37

(I’m writing this a day early. I hope nothing bad happens in the intervening time.)

37 is not a very interesting number. It’s prime, and that’s about all it’s got going for it. Oh, and it’s one-third of 111, which is cool, I guess.

Becoming 37 isn’t much more interesting, as far as I’m concerned. And the last 12 months have taken a lot out of me. They’ve worn me down, as anyone who dares to look through the PPC archives will attest. My depression reached new depths at numerous points over the past year. Worse, it stayed there far longer. These weren’t the two or three days of past episodes, but sometimes weeks.

For most of 2020, I felt like I was living through a waking nightmare, and I just wanted it to end. The bad dream, the year, my life…whatever worked. I wasn’t suicidal at any point, mind you. Nor was I a danger to myself or others around me, apart from the negative mentality and lifelessness that I’ve felt so often since March. But there were days as a 36-year-old where I would lie in bed and just not care what happened to me, solely because the effort it took to get up, to live in this fallen world, was too much for me to bear. I became something else, someone else.

I hate that someone.

I’ve been in therapy for about two months, though the primary phase of it ended a couple of weeks ago. It’s helped, as I’ve described in recent posts, but I know there’s a long way left to go. As I attempt to celebrate the 37th anniversary of my birth, I’m hoping for a rebirth, a return to the man I once was. Or a better man, even, one who is wiser with age, but also with the experience of knowing what it’s like to go all the way to that edge and step back.

The world is still broken. My county remains under effective lockdown indefinitely, and there’s the very real chance that, two and a half weeks hence, a man will be elected whose goal is to extend that to the entire country. Meanwhile, hundreds of thousands of people suffer just as I have suffered, some of them pushed as far as taking the ultimate step I have refused. Cities burn in what the media calls “peaceful” protests, while those defending themselves and their liberties are labeled as murderers and extremists. 2020 is Bizarro World writ large, and it seems as though it will never end.

I don’t often talk politics on here. The subject is too demanding, too demoralizing, especially for one such as myself, someone who doesn’t take sides in the grand game of Red vs. Blue. For this birthday reflection, though, I have to look at the state of my life and see how much of it is dominated by politics, by forces beyond my control. That, more than anything, has contributed to my depression, I feel. And it has soured me on entire swaths of the political spectrum. I never fit on that to begin with; now, “a pox on both your houses” is too mild to describe my feelings.

On a more personal level, I feel like I’ve been set up to fail. This time last year, things weren’t great, but they seemed to be improving. I’d finished writing a great novel, I had others on their way, the job search was picking up, I had made friends…I was starting to get a small but perceptible feeling of positivity.
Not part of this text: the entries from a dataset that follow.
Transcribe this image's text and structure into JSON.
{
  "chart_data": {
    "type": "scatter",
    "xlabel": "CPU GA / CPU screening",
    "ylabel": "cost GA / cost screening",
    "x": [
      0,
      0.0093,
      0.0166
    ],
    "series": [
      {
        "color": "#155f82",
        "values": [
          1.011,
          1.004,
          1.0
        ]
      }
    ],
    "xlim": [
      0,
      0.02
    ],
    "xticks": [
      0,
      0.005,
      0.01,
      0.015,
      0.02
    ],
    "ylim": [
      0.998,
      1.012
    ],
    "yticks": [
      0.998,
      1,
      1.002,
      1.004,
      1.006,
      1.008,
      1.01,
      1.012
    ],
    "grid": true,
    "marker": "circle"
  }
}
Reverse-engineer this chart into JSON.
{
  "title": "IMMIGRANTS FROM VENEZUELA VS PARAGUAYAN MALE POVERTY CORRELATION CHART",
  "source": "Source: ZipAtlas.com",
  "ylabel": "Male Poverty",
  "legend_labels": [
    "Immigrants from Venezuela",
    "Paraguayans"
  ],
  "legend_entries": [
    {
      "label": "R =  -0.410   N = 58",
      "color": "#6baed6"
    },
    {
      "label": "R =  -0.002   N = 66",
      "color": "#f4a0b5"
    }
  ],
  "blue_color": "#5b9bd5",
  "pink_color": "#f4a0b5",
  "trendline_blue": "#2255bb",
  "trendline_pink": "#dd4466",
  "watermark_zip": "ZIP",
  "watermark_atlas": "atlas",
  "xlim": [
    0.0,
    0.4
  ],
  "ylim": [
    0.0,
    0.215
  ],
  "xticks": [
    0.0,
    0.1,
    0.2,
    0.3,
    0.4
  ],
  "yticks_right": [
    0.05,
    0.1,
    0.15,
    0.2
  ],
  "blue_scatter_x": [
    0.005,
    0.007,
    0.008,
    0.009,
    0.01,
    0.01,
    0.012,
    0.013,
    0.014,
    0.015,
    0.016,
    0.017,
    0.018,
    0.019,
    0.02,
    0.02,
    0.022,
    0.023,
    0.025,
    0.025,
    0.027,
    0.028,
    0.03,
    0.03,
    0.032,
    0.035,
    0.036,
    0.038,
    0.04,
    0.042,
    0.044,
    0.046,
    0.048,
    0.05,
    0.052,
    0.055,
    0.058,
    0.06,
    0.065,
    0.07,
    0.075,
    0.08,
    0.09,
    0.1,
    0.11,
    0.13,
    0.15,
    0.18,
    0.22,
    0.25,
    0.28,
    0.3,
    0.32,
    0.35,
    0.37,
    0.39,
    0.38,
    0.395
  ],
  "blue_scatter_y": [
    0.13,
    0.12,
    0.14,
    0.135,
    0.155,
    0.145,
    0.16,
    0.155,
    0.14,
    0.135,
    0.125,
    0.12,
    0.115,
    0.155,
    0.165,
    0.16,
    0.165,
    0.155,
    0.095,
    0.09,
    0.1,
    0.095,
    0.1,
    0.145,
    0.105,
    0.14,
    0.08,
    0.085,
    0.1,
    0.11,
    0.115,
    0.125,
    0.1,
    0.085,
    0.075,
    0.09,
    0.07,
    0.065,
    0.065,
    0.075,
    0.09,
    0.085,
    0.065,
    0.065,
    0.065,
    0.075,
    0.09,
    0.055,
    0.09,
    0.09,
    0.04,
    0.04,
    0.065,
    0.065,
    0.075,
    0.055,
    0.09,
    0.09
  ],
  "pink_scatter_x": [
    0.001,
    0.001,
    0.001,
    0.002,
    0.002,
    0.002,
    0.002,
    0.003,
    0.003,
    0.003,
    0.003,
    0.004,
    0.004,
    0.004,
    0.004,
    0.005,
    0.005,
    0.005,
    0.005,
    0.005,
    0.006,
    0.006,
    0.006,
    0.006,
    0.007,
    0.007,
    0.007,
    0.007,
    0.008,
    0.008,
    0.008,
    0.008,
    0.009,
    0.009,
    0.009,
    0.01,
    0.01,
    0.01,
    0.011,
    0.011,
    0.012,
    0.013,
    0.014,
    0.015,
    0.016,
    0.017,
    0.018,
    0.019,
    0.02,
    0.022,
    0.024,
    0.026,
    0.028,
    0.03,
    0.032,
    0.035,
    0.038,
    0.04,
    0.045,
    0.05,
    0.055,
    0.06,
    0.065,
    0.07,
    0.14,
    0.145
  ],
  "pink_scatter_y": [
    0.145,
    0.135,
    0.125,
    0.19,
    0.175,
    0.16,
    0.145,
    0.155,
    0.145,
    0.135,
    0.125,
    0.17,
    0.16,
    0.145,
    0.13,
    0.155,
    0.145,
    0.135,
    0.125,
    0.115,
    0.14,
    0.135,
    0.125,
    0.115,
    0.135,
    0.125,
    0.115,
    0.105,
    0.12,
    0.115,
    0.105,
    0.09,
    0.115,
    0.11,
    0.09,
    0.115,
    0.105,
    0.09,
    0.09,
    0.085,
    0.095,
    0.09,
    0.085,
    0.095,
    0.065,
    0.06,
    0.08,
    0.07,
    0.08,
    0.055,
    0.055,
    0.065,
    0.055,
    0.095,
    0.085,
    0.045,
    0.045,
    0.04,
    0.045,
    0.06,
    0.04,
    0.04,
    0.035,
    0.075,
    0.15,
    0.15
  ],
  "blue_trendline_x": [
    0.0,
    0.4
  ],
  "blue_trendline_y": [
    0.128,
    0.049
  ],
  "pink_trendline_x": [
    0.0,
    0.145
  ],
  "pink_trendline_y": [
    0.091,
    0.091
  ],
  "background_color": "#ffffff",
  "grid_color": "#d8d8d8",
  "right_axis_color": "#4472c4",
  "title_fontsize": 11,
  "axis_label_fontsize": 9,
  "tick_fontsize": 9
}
Then I began to falter. My relationship with my beloved got rocky, to say the least, and mostly because of my mental health problems. Last December, I endured a sickness that, I now recognize in hindsight, was most likely caused by the Wuhan coronavirus. A month after that, my uncle passed away after a long struggle.

Then came the pandemic, which we now know to be greatly exaggerated. For seven months, a normal life has been denied to all of us outside Sweden and South Dakota. I took that harder than most, I think. At times, I felt as though everything in the world was arrayed against me, all its forces singling me out as their target. I may try to be rational, but in this case, I started wondering if I’d been cursed, if this was my punishment for stepping out of line by trying to reach for the life I wanted, rather than the miserable existence I’d been given.

Today, I still can’t definitively say that’s false. By the law of averages, I should have some positive results, right? As far as I can tell, I have one, and I can’t keep making her wait. She’s not getting any younger, either.

So, while I may have other goals for 37, they all come back to that. Getting my life back on track, taking it where it was supposed to go before the world went mad. Becoming the man I want to be, the man she deserves. Living, rather than simply existing.

“Happy” birthday. Yeah.


Addendum: I wrote this around 2PM on the 15th. A few hours later, I learned that my mother’s best friend passed away. I…think she was 60? I’m not certain, and I can’t find an obituary online yet. Strictly speaking, that doesn’t go down as yet another awful thing to happen on my birthday, but it’s more evidence in favor of an October curse.

I didn’t know her well enough, but my mom and aunt both considered her the next best thing to a sister. Despite her failing health, she stayed with my uncle in some of his final moments back in January; if nothing else, she deserves to be remembered for that.

Although I’m not as affected by her death as someone who was closer to her, hearing about it, especially on the day before my birthday, shocked me more than I expected. One of my first thoughts was relief that she hadn’t waited another day. Then, when I realized what I was saying, I felt incredibly selfish. What right do I have to ask that another human being die a day early to spare me hearing bad news on my birthday?

More than anything, that has left me troubled as I write this at 9:20 PM on the night before it posts. I’m not shedding tears for a woman I usually saw once or twice a month. They’re for me, because what kind of monster have I become?